Глэдис ждала в часовне: зелье подействовало, Клэра и Адан покорно пошли за ней к двери подземного хода. В замке, как положено, был тайный подземный ход, ведущий к реке, о котором знала только графская семья. Если в центральных провинциях такие предосторожности давно уже стали данью традиции, в приграничном Инваносе они оставались суровой необходимостью. Бабка ее покойного супруга спасла себя и детей только благодаря этому ходу. Предприимчивые варвары воспользовались тем, что граф с дружиной гонялся за их менее предприимчивыми собратьями в трех днях пути от дома, и взяли замок обманом — предатель открыл им ворота. Графиня едва успела добежать до спасительной двери. С тех пор ходом не пользовались, но поддерживали в идеальном порядке.
На выходе Глэдис передала впавших в полузабытье мужчину и женщину жрецу Темного, а сама отправилась вперед. Она хорошо помнила дорогу, хотя не ездила по ней вот уже семь лет: каждый поворот, каждое дерево, каждую трещину в скале, и не нуждалась в провожатых. В часовне горели факелы — пропитанные особым составом, они давали ровный яркий свет без чада и запаха. В этом свете красные плиты пола казались почти черными, а черный алтарь густо отливал багрянцем, словно на гладком камне внезапно проступила засохшая кровь.
Жрец вошел в часовню. Он успел переодеться по дороге и переступил порог уже в ритуальном платье: черная хламида волнами спадала на пол, придавая величие невысокой расплывшейся с возрастом фигуре. Глэдис знала, что внешность обманчива — у казавшегося полным пожилого мужчины были железные руки, способные согнуть монету. Слуги ввели предназначенную в жертву пару. Мужчину привязали у стены, женщину вывели на середину. Клэра рассеянно смотрела прямо перед собой, не понимая, где она и что происходит. Глэдис недовольно повернулась к жрецу:
— Приведите их в чувство. Я хочу, чтобы они видели, что их ждет.
— Разумеется, дорогая госпожа, разумеется. Одной крови недостаточно. Страх, боль, ожидание — составляющие жертвы. Но не торопитесь, всему свое время. Сначала наш заблудший слуга Эарнира, — он шагнул к Адану и сунул ему под нос небольшой флакон.
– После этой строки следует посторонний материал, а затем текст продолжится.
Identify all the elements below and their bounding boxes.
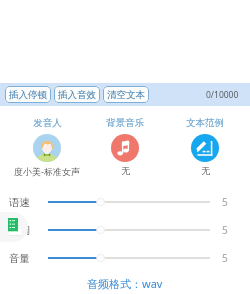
staticText: 无 (121, 165, 130, 176)
staticText: 无 (201, 165, 210, 176)
staticText: 5 (222, 251, 228, 265)
staticText: 文本范例 (186, 117, 224, 129)
staticText: 度小美-标准女声 (14, 165, 80, 177)
staticText: 音量 (9, 252, 30, 265)
staticText: 插入停顿 (9, 89, 47, 101)
button[interactable]: Floating shortcut (0, 212, 28, 242)
button[interactable]: 插入音效 (54, 86, 100, 103)
staticText: 5 (222, 195, 228, 209)
staticText: 音频格式：wav (87, 276, 163, 291)
staticText: 语速 (9, 196, 30, 209)
button[interactable]: 背景音乐 (83, 117, 167, 181)
button[interactable]: 清空文本 (103, 86, 149, 103)
staticText: 0/10000 (206, 89, 239, 101)
button[interactable]: 文本范例 (163, 117, 247, 181)
staticText: 5 (222, 223, 228, 237)
staticText: 发音人 (33, 117, 62, 129)
button[interactable]: 发音人 (5, 117, 89, 181)
staticText: 清空文本 (107, 89, 145, 101)
staticText: 插入音效 (58, 89, 96, 101)
staticText: 背景音乐 (106, 117, 144, 129)
button[interactable]: 插入停顿 (5, 86, 51, 103)
button[interactable]: 音量 (0, 248, 250, 268)
button[interactable]: 语速 (0, 192, 250, 212)
staticText: 语调 (9, 224, 30, 237)
button[interactable]: 语调 (0, 220, 250, 240)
Спустя минуту тот пришел в себя и рванулся с привязи, крикнув:
— Клэра! — Но веревка потянула его назад. Адан медленно обернулся и увидел алтарь, затем его взгляд остановился на высеченном в стене изображении лука и стрелы, и лицо застыло, словно высеченное изо льда. Только по глазам было видно, что этот человек еще жив. Во взгляде страх смешивался с отчаяньем, гнев боролся с бессилием.
— Не нужно кричать, Светлый Адан. Она пока еще не может тебя услышать. Побереги голос, — дружелюбно посоветовал жрец и подошел к неподвижной женщине. — Мы начнем с нее, госпожа графиня, если вы не возражаете, — он взял один из ножей, разложенных на низком камне возле алтаря и двумя быстрыми движениям распорол на Клэре платье. Ткань упала на пол, следом он разрезал шнуровку корсета. Обнаженная женщина не шелохнулась, она словно и не заметила, что ее раздели. Жрец обернулся к Адану:
— Красивое тело. Мои поздравления — внимание такой женщины — ценная награда. Многие бы дорого заплатили за такое счастье. Тебе же оно досталось задаром. Но в нашем несовершенном мире бесплатно достается только смерть. За все остальное рано или поздно приходится платить.
Адан встретил его взгляд:
— Зачем? Зачем ты тратишь время на пустые слова? Боишься?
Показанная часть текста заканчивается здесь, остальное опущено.